C: How come an array's address is equal to its value?

Question

In the following bit of code, pointer values and pointer addresses differ as expected.

But array values and addresses don't!

How can this be?

Output

my_array = 0022FF00
&my_array = 0022FF00
pointer_to_array = 0022FF00
&pointer_to_array = 0022FEFC

...

#include <stdio.h>

int main()
{
  char my_array[100] = "some cool string";
  printf("my_array = %p\n", my_array);
  printf("&my_array = %p\n", &my_array);

  char *pointer_to_array = my_array;
  printf("pointer_to_array = %p\n", pointer_to_array);
  printf("&pointer_to_array = %p\n", &pointer_to_array);

  printf("Press ENTER to continue...\n");
  getchar();
  return 0;
}

Answer 1

That's because the array name (my_array) is different from a pointer to array. It is an alias to the address of an array, and its address is defined as the address of the array itself.

The pointer is a normal C variable on the stack, however. Thus, you can take its address and get a different value from the address it holds inside.

I wrote about this topic here - please take a look.

Answer 2

The name of an array evaluates to the address of the beginning of the array, so array and &array have the same value (but different types, so array+1 and &array+1 will not be equal).

Edit: array evaluates to the address of the first element in the array. For an array defined as T array[size], it will have type T *. When/if you increment it, you get to the next element in the array.

&array evaluates to the same address, but given the same definition, it creates a pointer of the type T (*array)[size] -- i.e. it's a pointer to an array, not to a single element. If you increment this pointer, it'll add the size of the entire array, not the size of a single element. For example, with code like this:

char array[16];
printf("%p\t%p", &array, &array+1);

We can expect the second pointer to be 16 greater than the first (because it's an array of 16 char's). Since %p typically converts pointers in hexadecimal, it might look something like:

0x12341000    0x12341010

Answer 3

From the comp.lang.c FAQ:

• So what is meant by the ``equivalence of pointers and arrays'' in C?
• Since array references decay into pointers, if arr is an array, what's the difference between arr and &arr?

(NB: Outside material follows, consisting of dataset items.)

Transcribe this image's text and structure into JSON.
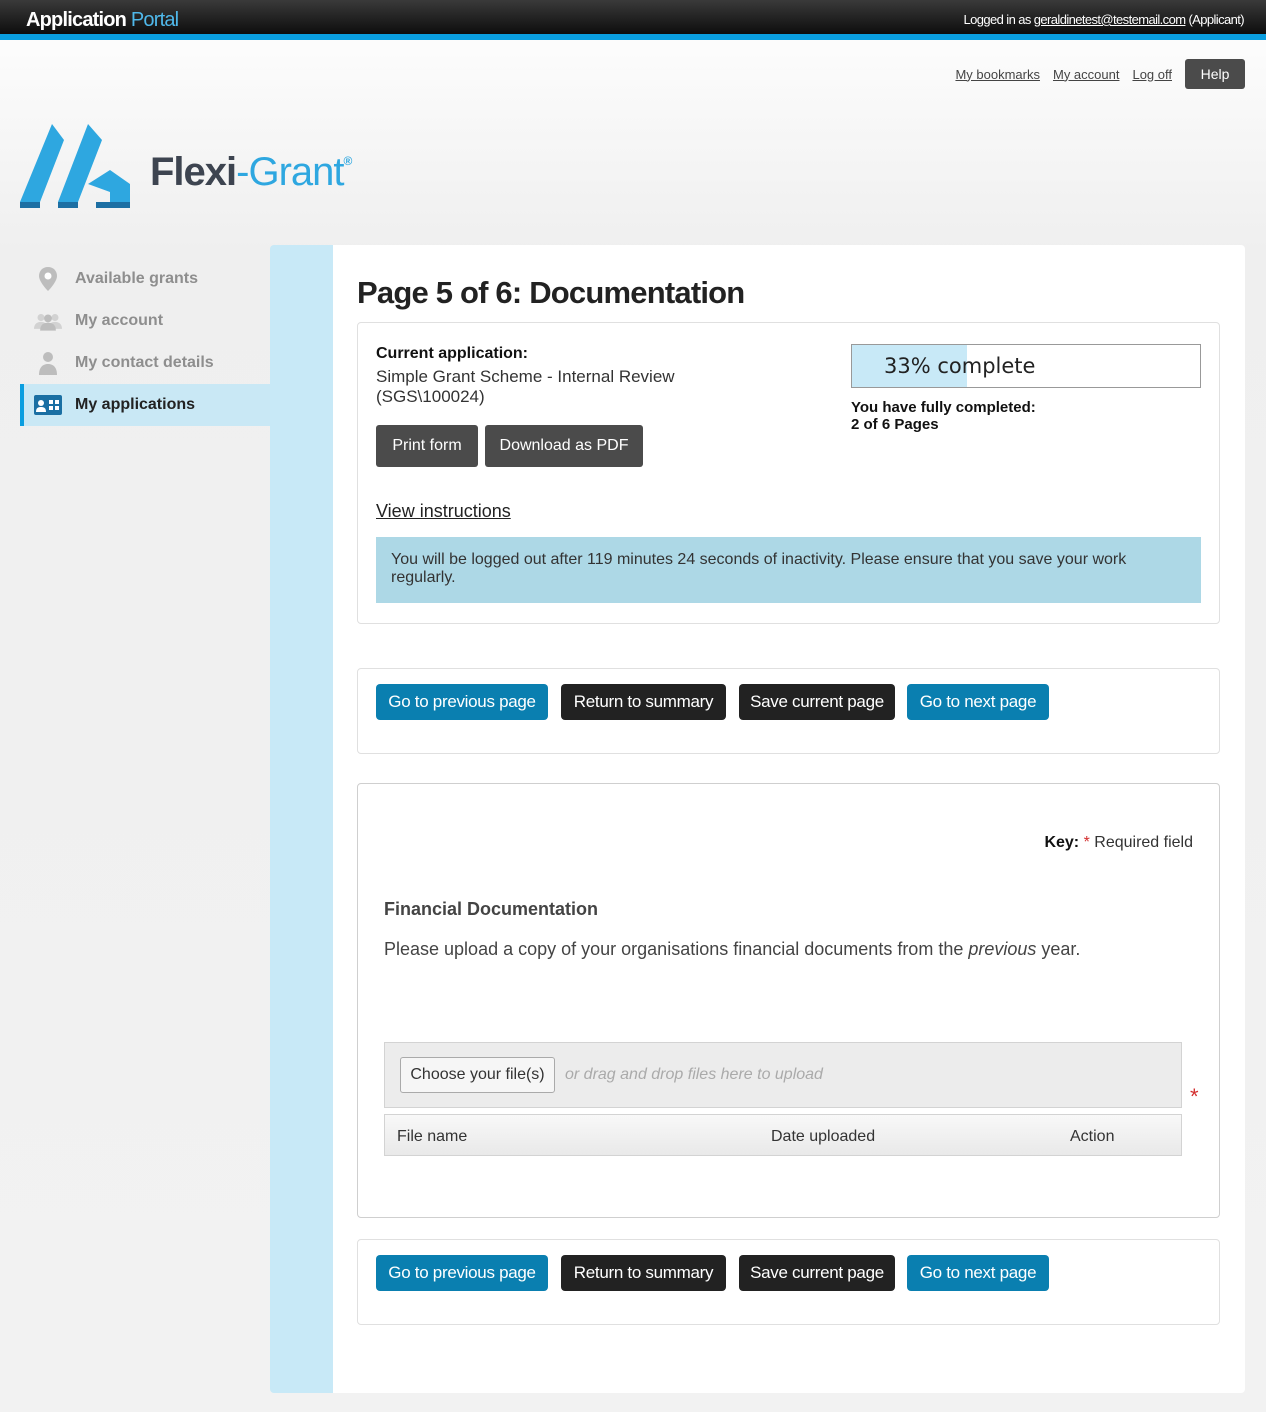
{
  "topbar": {
    "portal_bold": "Application",
    "portal_light": "Portal",
    "logged_in_prefix": "Logged in as",
    "user_email": "geraldinetest@testemail.com",
    "user_role": "(Applicant)"
  },
  "toplinks": {
    "bookmarks": "My bookmarks",
    "account": "My account",
    "logoff": "Log off",
    "help": "Help"
  },
  "logo": {
    "flexi": "Flexi",
    "grant": "-Grant",
    "reg": "®"
  },
  "sidebar": {
    "items": [
      {
        "label": "Available grants",
        "icon": "map-pin-icon"
      },
      {
        "label": "My account",
        "icon": "users-icon"
      },
      {
        "label": "My contact details",
        "icon": "person-icon"
      },
      {
        "label": "My applications",
        "icon": "id-card-icon"
      }
    ],
    "active_index": 3
  },
  "page": {
    "title": "Page 5 of 6: Documentation"
  },
  "application": {
    "label": "Current application:",
    "name": "Simple Grant Scheme - Internal Review",
    "ref": "(SGS\\100024)",
    "print_label": "Print form",
    "pdf_label": "Download as PDF",
    "instructions_label": "View instructions",
    "timeout_message": "You will be logged out after 119 minutes 24 seconds of inactivity. Please ensure that you save your work regularly.",
    "progress_percent": 33,
    "progress_text": "33% complete",
    "completed_line1": "You have fully completed:",
    "completed_line2": "2 of 6 Pages"
  },
  "nav_buttons": {
    "previous": "Go to previous page",
    "summary": "Return to summary",
    "save": "Save current page",
    "next": "Go to next page"
  },
  "form": {
    "key_label": "Key:",
    "required_star": "*",
    "required_text": "Required field",
    "section_heading": "Financial Documentation",
    "desc_before": "Please upload a copy of your organisations financial documents from the ",
    "desc_italic": "previous",
    "desc_after": " year.",
    "choose_label": "Choose your file(s)",
    "drag_text": "or drag and drop files here to upload",
    "table_headers": [
      "File name",
      "Date uploaded",
      "Action"
    ]
  },
  "colors": {
    "accent": "#0a9ee0",
    "nav_blue": "#0a7fb0",
    "dark_button": "#222222",
    "grey_button": "#4b4b4b",
    "timeout_bg": "#add8e6",
    "sidebar_active_bg": "#c9e8f5"
  }
}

Or go read the entire Arrays and Pointers section.

Answer 4

In C, when you used the name of an array in an expression (including passing it to a function), unless it is the operand of the address-of (&) operator or the sizeof operator, it decays to a pointer to its first element.

That is, in most contexts array is equivalent to &array[0] in both type and value.

In your example, my_array has type char[100] which decays to a char* when you pass it to printf.

&my_array has type char (*)[100] (pointer to array of 100 char). As it is the operand to &, this is one of the cases that my_array doesn't immediately decay to a pointer to its first element.

The pointer to the array has the same address value as a pointer to the first element of the array as an array object is just a contiguous sequence of its elements, but a pointer to an array has a different type to a pointer to an element of that array. This is important when you do pointer arithmetic on the two types of pointer.

pointer_to_array has type char * - initialized to point at the first element of the array as that is what my_array decays to in the initializer expression - and &pointer_to_array has type char ** (pointer to a pointer to a char).

Of these: my_array (after decay to char*), &my_array and pointer_to_array all point directly at either the array or the first element of the array and so have the same address value.